Vencedora do Grande Prémio de Romance e Novela APE com o seu romance de estreia, "Que Importa a Fúria do Mar" (livro que tinha sido finalista do Prémio Leya), publicado em 2013, pela Teorema, já este ano publicou na mesma editora o romance "Não se Pode Morar nos Olhos de Um Gato". Além de, com apenas dois títulos, se ter firmado como um dos nomes mais seguros da ficção portuguesa, ao longo dos anos assinou reportagens que lhe valeram sete dos mais prestigiados prémios do jornalismo português, entre os quais o Prémio Gazeta Revelação do Clube de Jornalistas de Lisboa, do Clube de Jornalistas do Porto ou da Casa de Imprensa.
Filha do também escritor Mário de Carvalho, Ana Margarida exerceu a actividade jornalística noutras publicações como a revista "Ler", o "Jornal de Letras" ou a "Marie Claire", e colaborou ainda com a SIC.

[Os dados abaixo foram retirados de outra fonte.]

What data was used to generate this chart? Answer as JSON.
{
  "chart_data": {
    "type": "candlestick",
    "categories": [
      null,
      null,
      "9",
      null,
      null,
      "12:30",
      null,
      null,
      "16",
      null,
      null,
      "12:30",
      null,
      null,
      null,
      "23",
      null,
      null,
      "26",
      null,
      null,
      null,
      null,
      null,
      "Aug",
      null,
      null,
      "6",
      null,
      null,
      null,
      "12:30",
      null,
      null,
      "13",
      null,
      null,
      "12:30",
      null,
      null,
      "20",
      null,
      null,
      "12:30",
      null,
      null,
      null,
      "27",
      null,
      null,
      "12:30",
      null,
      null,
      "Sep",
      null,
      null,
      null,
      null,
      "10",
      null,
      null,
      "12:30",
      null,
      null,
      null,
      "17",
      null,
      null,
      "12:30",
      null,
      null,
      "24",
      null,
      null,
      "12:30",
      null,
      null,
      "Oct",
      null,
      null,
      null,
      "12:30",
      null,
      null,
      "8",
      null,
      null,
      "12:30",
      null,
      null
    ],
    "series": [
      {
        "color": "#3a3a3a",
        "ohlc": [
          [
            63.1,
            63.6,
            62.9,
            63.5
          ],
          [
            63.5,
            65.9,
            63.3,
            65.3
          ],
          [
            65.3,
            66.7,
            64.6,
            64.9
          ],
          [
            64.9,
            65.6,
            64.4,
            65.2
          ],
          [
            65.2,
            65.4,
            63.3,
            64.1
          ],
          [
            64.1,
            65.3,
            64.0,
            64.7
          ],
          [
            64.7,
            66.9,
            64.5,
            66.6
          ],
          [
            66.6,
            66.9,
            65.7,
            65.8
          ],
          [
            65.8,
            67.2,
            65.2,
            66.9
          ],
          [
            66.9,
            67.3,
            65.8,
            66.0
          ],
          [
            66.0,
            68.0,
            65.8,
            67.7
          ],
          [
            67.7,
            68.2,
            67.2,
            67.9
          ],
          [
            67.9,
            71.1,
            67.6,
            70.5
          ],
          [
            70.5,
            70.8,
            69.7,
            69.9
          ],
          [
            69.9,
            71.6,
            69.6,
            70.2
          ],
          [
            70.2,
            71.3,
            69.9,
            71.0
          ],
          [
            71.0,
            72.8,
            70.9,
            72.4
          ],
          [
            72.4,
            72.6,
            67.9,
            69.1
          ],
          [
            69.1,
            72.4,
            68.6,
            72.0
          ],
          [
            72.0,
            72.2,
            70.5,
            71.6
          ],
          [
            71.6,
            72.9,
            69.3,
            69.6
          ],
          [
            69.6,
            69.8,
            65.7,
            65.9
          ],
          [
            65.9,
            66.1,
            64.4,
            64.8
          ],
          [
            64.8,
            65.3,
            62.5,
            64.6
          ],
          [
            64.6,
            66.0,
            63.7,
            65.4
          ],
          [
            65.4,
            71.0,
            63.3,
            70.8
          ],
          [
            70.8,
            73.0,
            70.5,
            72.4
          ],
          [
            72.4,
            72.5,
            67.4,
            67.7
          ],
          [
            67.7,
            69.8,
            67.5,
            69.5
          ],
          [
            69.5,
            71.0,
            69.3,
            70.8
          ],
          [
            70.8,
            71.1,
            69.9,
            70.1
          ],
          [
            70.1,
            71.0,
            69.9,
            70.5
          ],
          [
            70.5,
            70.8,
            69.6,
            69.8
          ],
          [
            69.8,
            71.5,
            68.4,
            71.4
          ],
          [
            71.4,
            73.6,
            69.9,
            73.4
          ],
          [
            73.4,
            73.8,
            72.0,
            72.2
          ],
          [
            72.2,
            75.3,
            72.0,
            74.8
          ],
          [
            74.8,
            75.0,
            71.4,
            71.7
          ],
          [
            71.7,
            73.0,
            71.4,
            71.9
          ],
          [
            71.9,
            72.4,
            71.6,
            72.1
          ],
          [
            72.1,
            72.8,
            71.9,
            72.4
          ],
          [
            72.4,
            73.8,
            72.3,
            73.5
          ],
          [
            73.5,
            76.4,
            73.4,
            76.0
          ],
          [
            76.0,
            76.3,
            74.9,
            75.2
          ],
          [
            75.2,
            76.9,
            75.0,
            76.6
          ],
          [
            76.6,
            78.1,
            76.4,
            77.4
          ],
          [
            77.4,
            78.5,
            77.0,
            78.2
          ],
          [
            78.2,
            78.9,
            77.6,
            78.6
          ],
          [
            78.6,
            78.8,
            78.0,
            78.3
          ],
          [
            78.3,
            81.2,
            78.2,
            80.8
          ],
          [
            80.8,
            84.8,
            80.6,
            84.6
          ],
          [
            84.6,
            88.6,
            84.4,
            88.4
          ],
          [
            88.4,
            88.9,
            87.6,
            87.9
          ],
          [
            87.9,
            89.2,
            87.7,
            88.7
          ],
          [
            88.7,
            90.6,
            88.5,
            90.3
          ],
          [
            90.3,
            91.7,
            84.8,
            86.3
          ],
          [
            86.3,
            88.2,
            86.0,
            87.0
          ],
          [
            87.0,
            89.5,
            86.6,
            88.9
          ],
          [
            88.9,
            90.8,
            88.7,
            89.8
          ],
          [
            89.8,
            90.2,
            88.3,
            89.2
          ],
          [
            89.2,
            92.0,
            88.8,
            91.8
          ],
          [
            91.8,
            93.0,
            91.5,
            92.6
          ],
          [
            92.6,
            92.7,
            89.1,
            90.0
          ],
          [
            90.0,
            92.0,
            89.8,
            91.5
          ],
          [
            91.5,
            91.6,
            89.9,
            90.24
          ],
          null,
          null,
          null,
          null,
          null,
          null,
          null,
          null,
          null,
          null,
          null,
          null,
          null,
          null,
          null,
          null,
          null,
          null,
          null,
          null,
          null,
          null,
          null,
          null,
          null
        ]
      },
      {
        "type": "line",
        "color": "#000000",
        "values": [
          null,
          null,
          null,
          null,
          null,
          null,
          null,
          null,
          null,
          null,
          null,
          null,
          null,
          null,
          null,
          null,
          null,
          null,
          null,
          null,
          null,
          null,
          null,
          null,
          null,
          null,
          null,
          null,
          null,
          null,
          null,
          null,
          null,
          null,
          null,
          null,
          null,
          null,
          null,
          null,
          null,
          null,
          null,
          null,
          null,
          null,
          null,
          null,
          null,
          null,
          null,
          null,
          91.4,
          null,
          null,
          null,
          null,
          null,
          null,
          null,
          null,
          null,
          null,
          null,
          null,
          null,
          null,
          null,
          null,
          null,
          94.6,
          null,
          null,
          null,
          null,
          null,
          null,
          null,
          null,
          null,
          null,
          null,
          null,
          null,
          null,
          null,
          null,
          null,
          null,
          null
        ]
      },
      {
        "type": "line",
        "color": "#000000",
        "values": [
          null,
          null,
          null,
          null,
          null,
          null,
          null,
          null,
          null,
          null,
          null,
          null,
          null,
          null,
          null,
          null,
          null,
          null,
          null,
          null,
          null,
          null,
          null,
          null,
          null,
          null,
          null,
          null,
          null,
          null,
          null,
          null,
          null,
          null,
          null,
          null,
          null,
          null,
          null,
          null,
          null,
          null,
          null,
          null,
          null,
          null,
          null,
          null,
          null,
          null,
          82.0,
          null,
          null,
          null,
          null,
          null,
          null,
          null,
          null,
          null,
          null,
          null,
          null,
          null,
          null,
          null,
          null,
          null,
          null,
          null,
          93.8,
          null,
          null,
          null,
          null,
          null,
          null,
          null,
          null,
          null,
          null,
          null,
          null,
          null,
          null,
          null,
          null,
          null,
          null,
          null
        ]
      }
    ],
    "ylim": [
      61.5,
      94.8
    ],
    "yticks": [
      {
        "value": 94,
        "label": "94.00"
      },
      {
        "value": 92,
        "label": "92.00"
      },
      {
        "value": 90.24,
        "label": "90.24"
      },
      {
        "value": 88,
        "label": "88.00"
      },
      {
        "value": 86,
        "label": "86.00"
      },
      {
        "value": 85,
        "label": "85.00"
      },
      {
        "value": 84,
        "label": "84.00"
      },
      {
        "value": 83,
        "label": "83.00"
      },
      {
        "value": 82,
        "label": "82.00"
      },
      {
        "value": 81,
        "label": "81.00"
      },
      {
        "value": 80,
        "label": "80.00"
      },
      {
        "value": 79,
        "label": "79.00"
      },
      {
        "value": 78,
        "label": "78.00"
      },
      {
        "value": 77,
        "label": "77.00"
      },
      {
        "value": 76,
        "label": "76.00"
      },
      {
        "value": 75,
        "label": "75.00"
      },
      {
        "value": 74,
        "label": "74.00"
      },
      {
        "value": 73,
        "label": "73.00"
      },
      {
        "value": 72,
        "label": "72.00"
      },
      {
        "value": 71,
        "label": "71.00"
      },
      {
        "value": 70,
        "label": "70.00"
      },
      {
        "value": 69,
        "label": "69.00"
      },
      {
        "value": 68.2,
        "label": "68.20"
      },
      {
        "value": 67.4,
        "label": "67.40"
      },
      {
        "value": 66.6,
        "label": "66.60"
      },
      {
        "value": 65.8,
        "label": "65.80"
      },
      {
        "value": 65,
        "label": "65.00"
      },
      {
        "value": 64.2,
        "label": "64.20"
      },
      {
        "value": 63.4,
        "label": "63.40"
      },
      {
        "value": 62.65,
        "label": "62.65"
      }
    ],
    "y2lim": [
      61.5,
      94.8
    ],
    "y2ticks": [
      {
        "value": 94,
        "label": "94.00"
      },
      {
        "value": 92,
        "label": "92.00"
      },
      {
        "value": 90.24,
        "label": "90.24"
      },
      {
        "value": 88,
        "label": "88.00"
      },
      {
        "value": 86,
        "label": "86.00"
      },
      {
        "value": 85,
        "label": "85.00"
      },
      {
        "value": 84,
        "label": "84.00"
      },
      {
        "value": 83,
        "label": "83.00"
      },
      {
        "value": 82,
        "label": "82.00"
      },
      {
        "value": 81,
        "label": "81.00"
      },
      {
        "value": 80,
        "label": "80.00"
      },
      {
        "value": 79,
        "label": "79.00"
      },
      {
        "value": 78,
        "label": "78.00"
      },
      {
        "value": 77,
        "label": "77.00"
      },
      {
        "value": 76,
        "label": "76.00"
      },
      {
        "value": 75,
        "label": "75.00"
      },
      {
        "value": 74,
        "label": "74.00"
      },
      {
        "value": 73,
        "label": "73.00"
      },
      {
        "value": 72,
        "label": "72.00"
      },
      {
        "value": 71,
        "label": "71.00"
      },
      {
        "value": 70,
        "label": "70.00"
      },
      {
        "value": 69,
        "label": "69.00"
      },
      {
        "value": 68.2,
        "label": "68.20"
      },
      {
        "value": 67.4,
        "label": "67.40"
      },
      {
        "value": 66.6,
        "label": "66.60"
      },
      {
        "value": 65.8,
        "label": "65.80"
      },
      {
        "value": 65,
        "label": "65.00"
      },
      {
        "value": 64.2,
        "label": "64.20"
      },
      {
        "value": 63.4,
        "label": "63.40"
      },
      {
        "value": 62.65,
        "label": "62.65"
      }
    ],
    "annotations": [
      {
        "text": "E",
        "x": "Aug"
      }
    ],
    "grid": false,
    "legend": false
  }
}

Se este caso não é de todo incaracterístico, é bem ilustrativo da degradação da profissão, num processo em que os que mais lhe deram se vêem empurrados e substituídos por "seres anónimos e transitórios". Por outro lado, a mensagem da jornalista, mais do que um mero desabafo, pinta um retrato curioso da profissão, falando da inveja de que se viu alvo por parte de alguns colegas, e de como esta se mostrou "uma força mobilizadora". Revela ainda a sua estupefacção com o "talento desmesurado para a intriga" revelado por esses colegas sem especial talento para o jornalismo e que, se infere, terão feito os possíveis para castigar a jornalista que resolveu ser uma grande escritora.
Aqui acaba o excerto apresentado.